Our dog, Grace, was sprayed by a skunk at point blank range about 5 years ago. I know this sounds crazy, but I can still smell it on one of our books.
The skunking was a huge deal at the time. The skunk smell seeped into the nooks, crannies and drawers of our house, even though the dog herself wasn’t even in the house. She spent the night outside under the porch saying Hail Marys and whimpering. It was two weeks of thrice-daily baths in every liquid home remedy and pet store product under the sun before she was allowed inside the house. And it was a year before she stopped smelling like a skunk altogether.

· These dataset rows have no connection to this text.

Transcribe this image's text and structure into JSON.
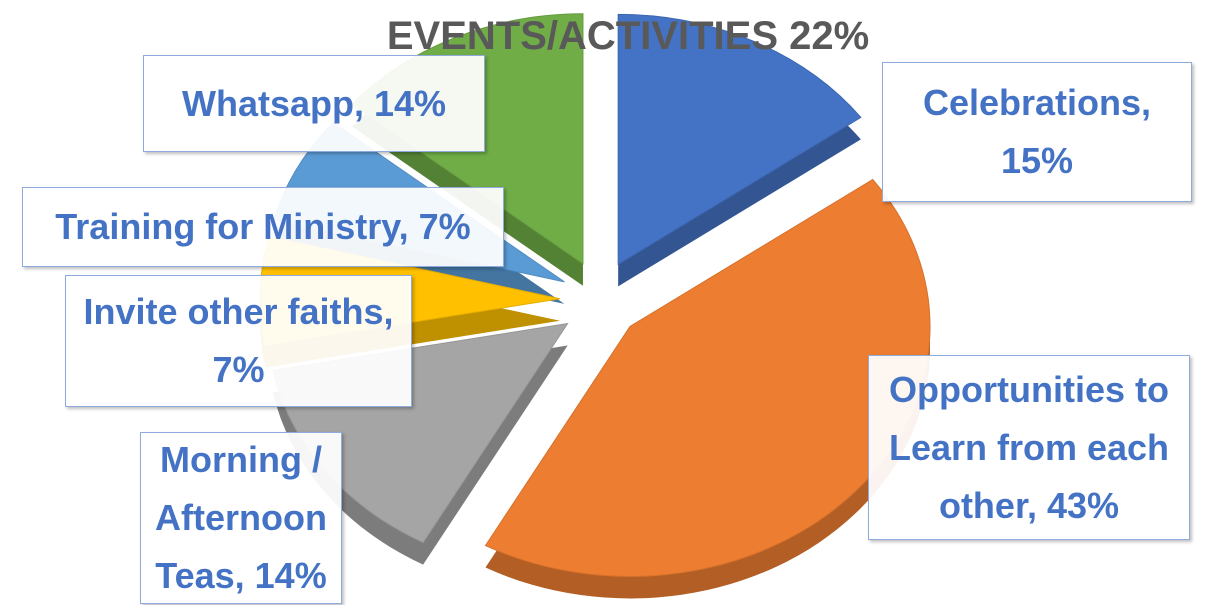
{
  "chart_data": {
    "type": "pie",
    "title": "EVENTS/ACTIVITIES 22%",
    "values": [
      15,
      43,
      14,
      7,
      7,
      14
    ],
    "value_labels": [
      "Celebrations, 15%",
      "Opportunities to Learn from each other, 43%",
      "Morning / Afternoon Teas, 14%",
      "Invite other faiths, 7%",
      "Training for Ministry, 7%",
      "Whatsapp, 14%"
    ],
    "colors": [
      "#4472c4",
      "#ed7d31",
      "#a5a5a5",
      "#ffc000",
      "#5b9bd5",
      "#70ad47"
    ]
  }
}
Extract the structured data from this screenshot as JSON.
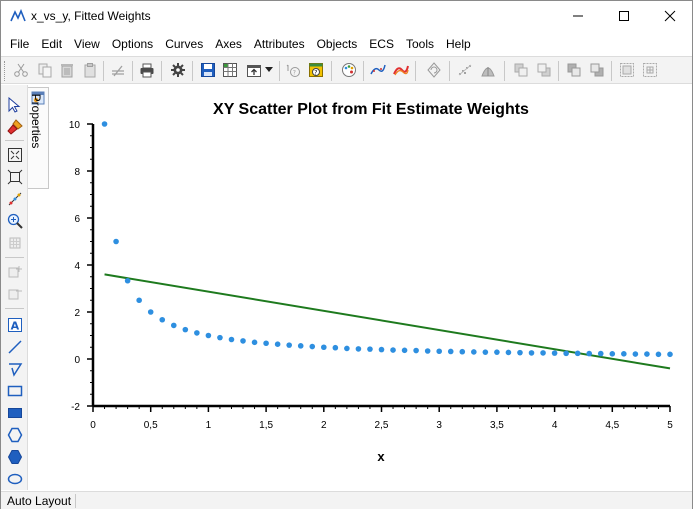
{
  "window": {
    "title": "x_vs_y, Fitted Weights",
    "controls": [
      "minimize",
      "maximize",
      "close"
    ]
  },
  "menubar": {
    "items": [
      "File",
      "Edit",
      "View",
      "Options",
      "Curves",
      "Axes",
      "Attributes",
      "Objects",
      "ECS",
      "Tools",
      "Help"
    ]
  },
  "toolbar": {
    "icons": [
      "cut-icon",
      "copy-icon",
      "delete-icon",
      "paste-icon",
      "format-icon",
      "print-icon",
      "settings-icon",
      "save-icon",
      "data-grid-icon",
      "export-icon",
      "dropdown-icon",
      "number-format-icon",
      "help-icon",
      "palette-icon",
      "curve-fit-icon",
      "curve-fit-highlight-icon",
      "rotate-icon",
      "scatter-icon",
      "gauge-icon",
      "bring-forward-icon",
      "send-backward-icon",
      "bring-to-front-icon",
      "send-to-back-icon",
      "group-icon",
      "ungroup-icon"
    ]
  },
  "lefttools": {
    "icons": [
      "pointer-icon",
      "brush-icon",
      "zoom-fit-icon",
      "zoom-extents-icon",
      "edit-points-icon",
      "zoom-icon",
      "data-table-icon",
      "add-layer-icon",
      "remove-layer-icon",
      "text-icon",
      "line-icon",
      "polyline-icon",
      "rectangle-icon",
      "filled-rectangle-icon",
      "hexagon-icon",
      "filled-hexagon-icon",
      "ellipse-icon"
    ]
  },
  "properties_tab": {
    "label": "Properties"
  },
  "statusbar": {
    "text": "Auto Layout"
  },
  "colors": {
    "points": "#2e8fe0",
    "fit_line": "#1e7a1e",
    "axis": "#000000"
  },
  "chart_data": {
    "type": "scatter",
    "title": "XY Scatter Plot from Fit Estimate Weights",
    "xlabel": "x",
    "ylabel": "",
    "xlim": [
      0,
      5
    ],
    "ylim": [
      -2,
      10
    ],
    "x_ticks": [
      "0",
      "0,5",
      "1",
      "1,5",
      "2",
      "2,5",
      "3",
      "3,5",
      "4",
      "4,5",
      "5"
    ],
    "y_ticks": [
      "-2",
      "0",
      "2",
      "4",
      "6",
      "8",
      "10"
    ],
    "grid": false,
    "series": [
      {
        "marker": "circle",
        "x": [
          0.1,
          0.2,
          0.3,
          0.4,
          0.5,
          0.6,
          0.7,
          0.8,
          0.9,
          1.0,
          1.1,
          1.2,
          1.3,
          1.4,
          1.5,
          1.6,
          1.7,
          1.8,
          1.9,
          2.0,
          2.1,
          2.2,
          2.3,
          2.4,
          2.5,
          2.6,
          2.7,
          2.8,
          2.9,
          3.0,
          3.1,
          3.2,
          3.3,
          3.4,
          3.5,
          3.6,
          3.7,
          3.8,
          3.9,
          4.0,
          4.1,
          4.2,
          4.3,
          4.4,
          4.5,
          4.6,
          4.7,
          4.8,
          4.9,
          5.0
        ],
        "y": [
          10.0,
          5.0,
          3.33,
          2.5,
          2.0,
          1.67,
          1.43,
          1.25,
          1.11,
          1.0,
          0.91,
          0.83,
          0.77,
          0.71,
          0.67,
          0.63,
          0.59,
          0.56,
          0.53,
          0.5,
          0.48,
          0.45,
          0.43,
          0.42,
          0.4,
          0.38,
          0.37,
          0.36,
          0.34,
          0.33,
          0.32,
          0.31,
          0.3,
          0.29,
          0.29,
          0.28,
          0.27,
          0.26,
          0.26,
          0.25,
          0.24,
          0.24,
          0.23,
          0.23,
          0.22,
          0.22,
          0.21,
          0.21,
          0.2,
          0.2
        ]
      },
      {
        "type": "line",
        "x": [
          0.1,
          5.0
        ],
        "y": [
          3.6,
          -0.4
        ]
      }
    ]
  }
}
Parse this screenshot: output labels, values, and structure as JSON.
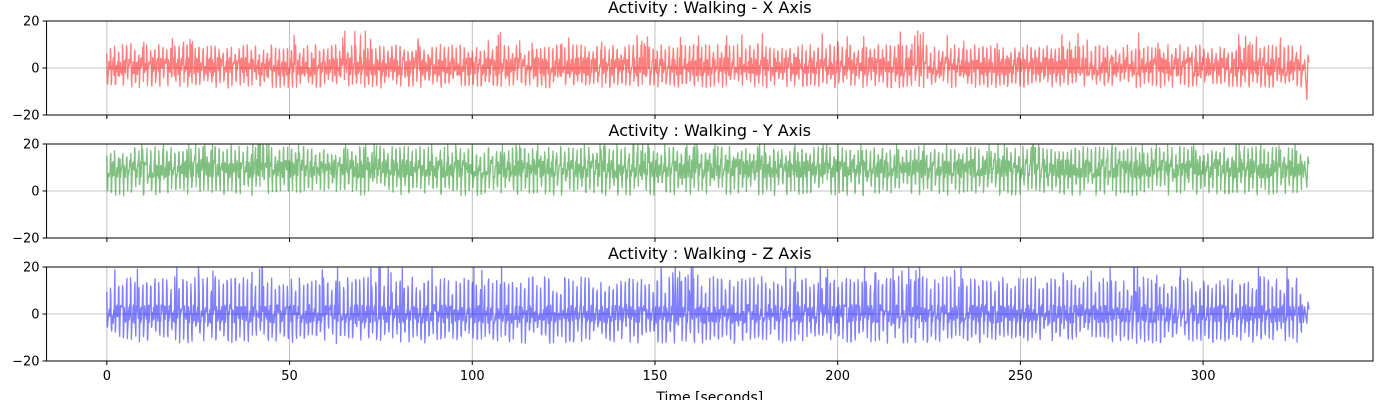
{
  "chart_data": [
    {
      "type": "line",
      "title": "Activity : Walking - X Axis",
      "series": [
        {
          "name": "",
          "color": "#ff0000",
          "opacity": 0.5,
          "center": 0.5,
          "pos_amp": 9.5,
          "neg_amp": 9.0,
          "tail_min": -13.5,
          "seed": 11
        }
      ],
      "ylim": [
        -20,
        20
      ],
      "yticks": [
        -20,
        0,
        20
      ],
      "xlim": [
        -16.5,
        346.5
      ],
      "xticks": [
        0,
        50,
        100,
        150,
        200,
        250,
        300
      ],
      "show_xtick_labels": false,
      "x_end": 329,
      "grid": true
    },
    {
      "type": "line",
      "title": "Activity : Walking - Y Axis",
      "series": [
        {
          "name": "",
          "color": "#008000",
          "opacity": 0.5,
          "center": 9.5,
          "pos_amp": 9.5,
          "neg_amp": 11.5,
          "tail_min": 1.5,
          "seed": 23
        }
      ],
      "ylim": [
        -20,
        20
      ],
      "yticks": [
        -20,
        0,
        20
      ],
      "xlim": [
        -16.5,
        346.5
      ],
      "xticks": [
        0,
        50,
        100,
        150,
        200,
        250,
        300
      ],
      "show_xtick_labels": false,
      "x_end": 329,
      "grid": true
    },
    {
      "type": "line",
      "title": "Activity : Walking - Z Axis",
      "series": [
        {
          "name": "",
          "color": "#0000ff",
          "opacity": 0.5,
          "center": 0.0,
          "pos_amp": 16.0,
          "neg_amp": 12.5,
          "tail_min": -4.0,
          "seed": 37
        }
      ],
      "ylim": [
        -20,
        20
      ],
      "yticks": [
        -20,
        0,
        20
      ],
      "xlim": [
        -16.5,
        346.5
      ],
      "xticks": [
        0,
        50,
        100,
        150,
        200,
        250,
        300
      ],
      "show_xtick_labels": true,
      "x_end": 329,
      "xlabel": "Time [seconds]",
      "grid": true
    }
  ]
}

I don’t know what book it is, but it’s on the shelf in our study, in the Non Fiction section. Maybe it’s How to Clean Practically Anything that I got free with our subscription to Consumer Reports. Maybe it’s the Field Guide to Trees that no one has ever opened up, or Babies and Other Hazards of Sex. I can’t tell because when I set upon taking individual books off the shelf and sniffing them (and yes, I’ve done this) the smell pulls back and disappears.
But it’s there. I can smell skunk when I walk past the shelf on slightly humid days. I’m not fazed by insinuations that maybe it’s my imagination since no one else can smell it. Like a bored dog will chew its own paw, it’s been suggested that a bored housewife will smell imaginary things.
I know I have an overly sensitive nose and can smell things that most other people can’t. We recently had a house showing, where I left the house for the appointment time, only to return an hour later. I knew immediately upon walking into the house that they hadn’t shown up for the appointment.
“They weren’t here,” I told my Realtor. “Oh, they were there,” he said. “I’m sure they were there.”
“No, they weren’t.” I had to explain that I was sure they weren’t in my house because I couldn’t smell them. I can always tell if someone has been in my house, because I can smell the lingering presence of non-indigenous people and their shampoo, their laundry detergent, they’re deodorant or lack thereof, their breath, their sweat. And if they’re stupid enough to wear perfume or cologne – Please. Don’t patronize me.
He called me back a few minutes later and said, “Uh, yeah, they weren’t there.” They had to miss the appointment, he said in a careful, measured voice from a non-traceable cell phone. He was afraid of me. I could smell it.
I didn’t want to tell him that when house lookers do show up, I can tell whether it’s a man, a woman, or if there were any children who came along.
It’s a talent of mine and I probably should put it on my resume, that digital piece of non-paper that I’ve been revising and tweaking for 17 years without ever having made a print-out.
“Good smeller” could go right under “Nacho cheese ladler at Track Concession Stand (minimum number of drips)” and “Able to Stay Up Past 3 a.m. at Teen Sleepovers.”
When I was in college, my roommate Doria had a huge number of perfume bottles on the top of her dresser. We’d be in our room studying and as she got more and more nervous about whatever test or paper she had due, she’d get up and start picking up the perfume bottles one by one, opened the tops and sniffing them. We were kind of square in college. Smelling things was like our drug. It made us mellow.
The smelling talent comes in handy not only when we’re showing our house, but when we’re looking at houses, too. One step into the front foyer and I’m writing on my little list – “Has cat: Check for pee stains” and “Smokers lived here approx. 10-12 yrs ago” or “Someone is soaking wood in water.”
Maybe this next move will air out the bookshelf enough to banish the skunky smell once and for all. And then I’ll be able to tackle the lingering effects of my Cajun Fish Fry 2003.